To explore the molecular mechanisms by which miR-451 regulates the tube formation, invasion and migration of HUVECs, candidate target genes of miR-451 were computationally screened using TargetScan and PicTar algorithms. Among several predicted target genes, MIF, which has been reported to improve angiogenesis, was of interest due to its high scores in the two algorithms. As shown in Fig. 4A, miR-451 contained a sequence that was complementary to MIF. In addition, previous research has shown that MIF was a direct target of miR-451 in human osteosarcoma (30). However, the association between miR-451 and MIF in CII remains unclear. Firstly, the present study determined the expression of MIF in HUVECs under hypoxic conditions by RT-qPCR. As shown in Fig. 4B, hypoxia treatment caused a significant increase in the expression of MIF in HUVECs, which reached a peak at 6 h and declined to near basal levels by 12 h. The expression levels of MIF in all serum samples were also determined and it was revealed that the expression of MIF was significantly increased in the ischemia group when compared with the normal group (Fig. 4C). To further confirm that MIF was negatively regulated by miR-451, the present study performed western blot analysis to determine the protein level of MIF. The expression of MIF at the protein level was significantly downregulated following the overexpression of miR-451 in HUVECs cells under hypoxic conditions, but upregulated following knockdown of miR-451 in HUVECs cells under normoxic conditions (Fig. 4D and E). To verify whether MIF is a direct target of miR-451, the 3′-UTR of MIF containing the WT or Mut miR-451 target sequences was cloned into the pmirGLO vector. Co-transfection was conducted with these reporter plasmids and miR-451 mimics, mimics NC, miR-451 inhibitor or inhibitor-NC into HUVECs, then luciferase activities were analyzed 48 h post-transfection. Luciferase reporter gene assays demonstrated that overexpression of miR-451 markedly repressed, while knockdown of miR-451 increased, the relative luciferase activity of constructs containing the WT MIF 3′-UTR. However, the luciferase activity of the reporter containing the mutant binding site was not altered (Fig. 4F). These data indicated that miR-451 regulates the expression of MIF in HUVECs.

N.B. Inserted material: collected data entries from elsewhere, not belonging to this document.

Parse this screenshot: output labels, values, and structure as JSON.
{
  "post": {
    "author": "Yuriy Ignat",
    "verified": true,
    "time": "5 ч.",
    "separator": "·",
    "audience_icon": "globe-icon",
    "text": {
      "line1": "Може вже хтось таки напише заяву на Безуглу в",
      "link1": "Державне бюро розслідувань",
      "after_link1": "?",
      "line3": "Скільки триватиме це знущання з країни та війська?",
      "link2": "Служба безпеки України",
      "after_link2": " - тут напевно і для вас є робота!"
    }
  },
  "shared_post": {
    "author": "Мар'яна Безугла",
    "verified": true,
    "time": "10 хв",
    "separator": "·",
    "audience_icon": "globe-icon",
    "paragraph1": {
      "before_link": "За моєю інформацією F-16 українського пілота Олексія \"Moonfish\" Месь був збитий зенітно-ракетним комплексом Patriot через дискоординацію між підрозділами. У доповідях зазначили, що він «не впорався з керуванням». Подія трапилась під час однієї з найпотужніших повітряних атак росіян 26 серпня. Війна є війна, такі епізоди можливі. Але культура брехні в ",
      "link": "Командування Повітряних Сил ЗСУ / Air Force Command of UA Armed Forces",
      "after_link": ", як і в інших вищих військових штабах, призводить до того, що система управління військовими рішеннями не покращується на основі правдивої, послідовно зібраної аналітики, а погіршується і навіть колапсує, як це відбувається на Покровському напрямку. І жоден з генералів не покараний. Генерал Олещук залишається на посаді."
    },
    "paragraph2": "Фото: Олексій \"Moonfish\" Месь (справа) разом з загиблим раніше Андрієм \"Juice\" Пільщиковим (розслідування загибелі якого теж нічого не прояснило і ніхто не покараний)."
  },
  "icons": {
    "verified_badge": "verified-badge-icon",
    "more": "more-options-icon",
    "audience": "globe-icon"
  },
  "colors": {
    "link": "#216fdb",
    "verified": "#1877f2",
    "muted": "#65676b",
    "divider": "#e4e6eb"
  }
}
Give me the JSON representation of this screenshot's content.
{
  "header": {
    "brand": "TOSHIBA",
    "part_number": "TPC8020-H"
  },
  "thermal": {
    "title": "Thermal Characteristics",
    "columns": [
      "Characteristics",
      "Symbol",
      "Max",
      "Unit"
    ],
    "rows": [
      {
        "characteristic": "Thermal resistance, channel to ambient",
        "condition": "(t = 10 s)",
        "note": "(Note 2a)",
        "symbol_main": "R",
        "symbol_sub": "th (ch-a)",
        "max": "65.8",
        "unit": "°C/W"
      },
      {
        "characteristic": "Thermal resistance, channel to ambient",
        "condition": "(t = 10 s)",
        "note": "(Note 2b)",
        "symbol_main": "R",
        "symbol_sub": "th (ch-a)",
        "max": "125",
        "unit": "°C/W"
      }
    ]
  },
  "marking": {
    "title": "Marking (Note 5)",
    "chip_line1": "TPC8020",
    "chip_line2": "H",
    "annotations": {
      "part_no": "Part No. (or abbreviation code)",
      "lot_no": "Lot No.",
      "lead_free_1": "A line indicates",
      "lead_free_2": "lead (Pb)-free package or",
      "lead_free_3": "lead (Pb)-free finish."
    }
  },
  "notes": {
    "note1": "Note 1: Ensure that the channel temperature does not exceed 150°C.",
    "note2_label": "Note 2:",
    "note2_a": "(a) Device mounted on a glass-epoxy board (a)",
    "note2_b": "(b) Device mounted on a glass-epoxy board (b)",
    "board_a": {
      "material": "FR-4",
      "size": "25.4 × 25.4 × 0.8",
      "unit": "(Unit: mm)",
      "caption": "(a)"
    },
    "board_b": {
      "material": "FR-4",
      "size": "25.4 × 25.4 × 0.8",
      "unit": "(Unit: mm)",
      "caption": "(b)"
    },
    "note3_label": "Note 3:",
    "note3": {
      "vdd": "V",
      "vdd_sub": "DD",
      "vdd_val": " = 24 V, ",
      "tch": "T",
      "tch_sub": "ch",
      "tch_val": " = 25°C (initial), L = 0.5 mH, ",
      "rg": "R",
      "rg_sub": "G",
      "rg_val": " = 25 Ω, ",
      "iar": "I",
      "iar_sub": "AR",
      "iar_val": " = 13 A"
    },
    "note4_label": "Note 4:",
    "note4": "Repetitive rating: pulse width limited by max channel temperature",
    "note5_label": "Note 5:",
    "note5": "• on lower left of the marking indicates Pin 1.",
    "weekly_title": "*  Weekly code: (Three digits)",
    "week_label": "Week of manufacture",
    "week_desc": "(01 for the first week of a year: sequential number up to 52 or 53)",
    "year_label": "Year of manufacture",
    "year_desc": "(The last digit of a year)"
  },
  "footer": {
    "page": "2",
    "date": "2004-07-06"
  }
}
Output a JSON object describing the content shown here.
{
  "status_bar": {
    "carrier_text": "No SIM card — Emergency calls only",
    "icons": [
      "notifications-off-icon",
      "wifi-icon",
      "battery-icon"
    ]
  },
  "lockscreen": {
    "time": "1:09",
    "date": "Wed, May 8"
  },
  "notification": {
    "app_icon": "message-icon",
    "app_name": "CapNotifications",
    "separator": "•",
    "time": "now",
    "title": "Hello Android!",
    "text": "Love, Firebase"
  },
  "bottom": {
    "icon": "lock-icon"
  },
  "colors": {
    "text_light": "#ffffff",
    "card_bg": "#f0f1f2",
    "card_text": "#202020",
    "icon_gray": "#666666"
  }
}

To investigate whether MIF was involved in the anti-angiogenesis effects of miR-451, the present study transfected pcDNA-MIF plasmids into HUVECs cells, followed by exposure to hypoxic conditions. Western blotting was conducted to examine whether MIF protein expression was effectively enhanced. As shown in Fig. 5A, pcDNA-MIF transfection significantly overexpressed MIF protein expression in HUVECs. In addition, miR-451 mimics inhibited tube formation capacity, invasive ability and migration distance, and its inhibitory effect was attenuated when MIF was overexpressed (Fig. 5B-D). To inhibit MIF protein expression, the present study transfected MIF siRNA into HUVECs, followed by exposure to normoxic conditions. Western blotting was also performed to examine whether MIF protein expression was effectively altered. As shown in Fig. 5E, MIF siRNA transfection significantly inhibited MIF protein expression in HUVECs. Furthermore, the miR-451 inhibitor promoted tube formation capacity, invasive ability and migration distance, and its promotional effect was reduced when MIF was knocked down (Fig. 5F-H). These data suggested that the miR-451/MIF axis may serve an important role in the regulation of angiogenesis in HUVECs.